Jazz i Faust - poradnik do gry
Ostatnia aktualizacja: 1 sierpnia 2016
JAZZ - Miasto Er-Elp
Przeczucia jednak mnie nie myliły. Od początku wiedziałem, że ten rejs będzie pechowy. Niby wszystko było tak jak zawsze: podejrzany zleceniodawca, trefny ładunek ginu i spory zarobek na horyzoncie, a mimo wszystko coś mi podpowiadało, że to najpewniej źle się skończy... I co? Wyszło na moje. Teraz siedzę jak ten głupek w śmierdzącej celi posterunku w Er-Elp i szans na to, abym szybko wyszedł na wolność nie ma zbyt wiele. I do tego jeszcze ten chrapiący jak stary wielbłąd naczelnik, który śpi przy swoim biurku. Ech, życie...

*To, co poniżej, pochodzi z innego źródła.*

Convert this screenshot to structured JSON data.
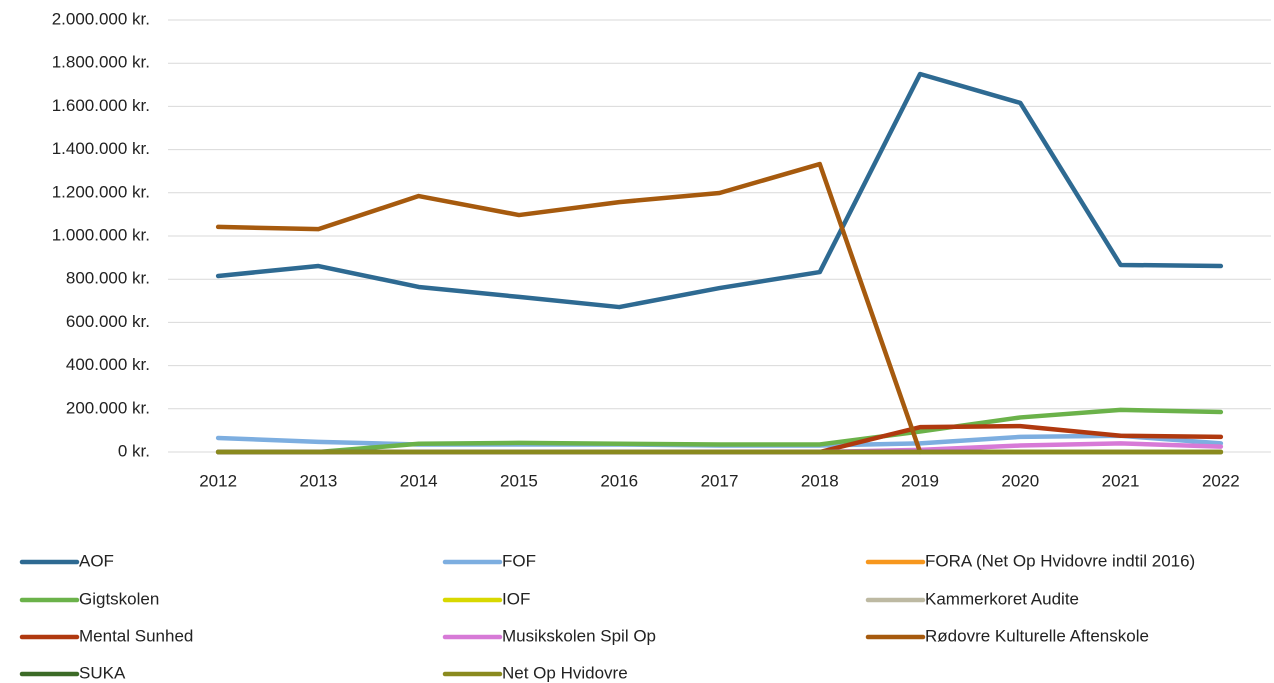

W chwili, kiedy leżałem na pryczy, szukając sposobów wydostania się stąd, moje rozmyślania nagle zostały gwałtownie przerwane. Otworzyły się bowiem drzwi od posterunku i stanął w nich człowiek, którego wygląd zdawał się świadczyć, że spędził wiele lat na karawanowym szlaku. Cofnąłem się w cień... Kto wie, może to jakiś mój zapomniany wierzyciel? Nieznajomy podszedł do naczelnika. Początkowo nie słyszałem o czym rozmawiają, ale po chwili ich głosy przybrały na mocy i dzięki temu mogłem poznać historię, jaką opowiadał gliniarzowi. A przedstawiała się ona mniej więcej tak:
Tajemniczy kupiec, wraz ze swoim bratankiem oraz niewolnikiem, przed paroma laty znalazł skarb. Kiedy ujrzał ogrom bogactwa jaki znalazł się w jego rękach, chciwość wzięła górę. Postanowił pozbyć się niewygodnego świadka i z wiernym niewolnikiem uknuli sposób pozbycia się krewniaka. Jak zamierzyli, tak wykonali: kupiec miał teraz cały skarb, a kuzyn stracił głowę. Ale nie wszystko poszło jednak po jego myśli... Teraz, w snach, bezgłowe ciało bratanka prześladowało kupca, zapowiadając straszliwą zemstę. Próbując wymknąć się prześladowcy dotarł wraz z niewolnikiem do Er-Elp i oto kornie staje przed panem naczelnikiem policji, prosząc o ochronę.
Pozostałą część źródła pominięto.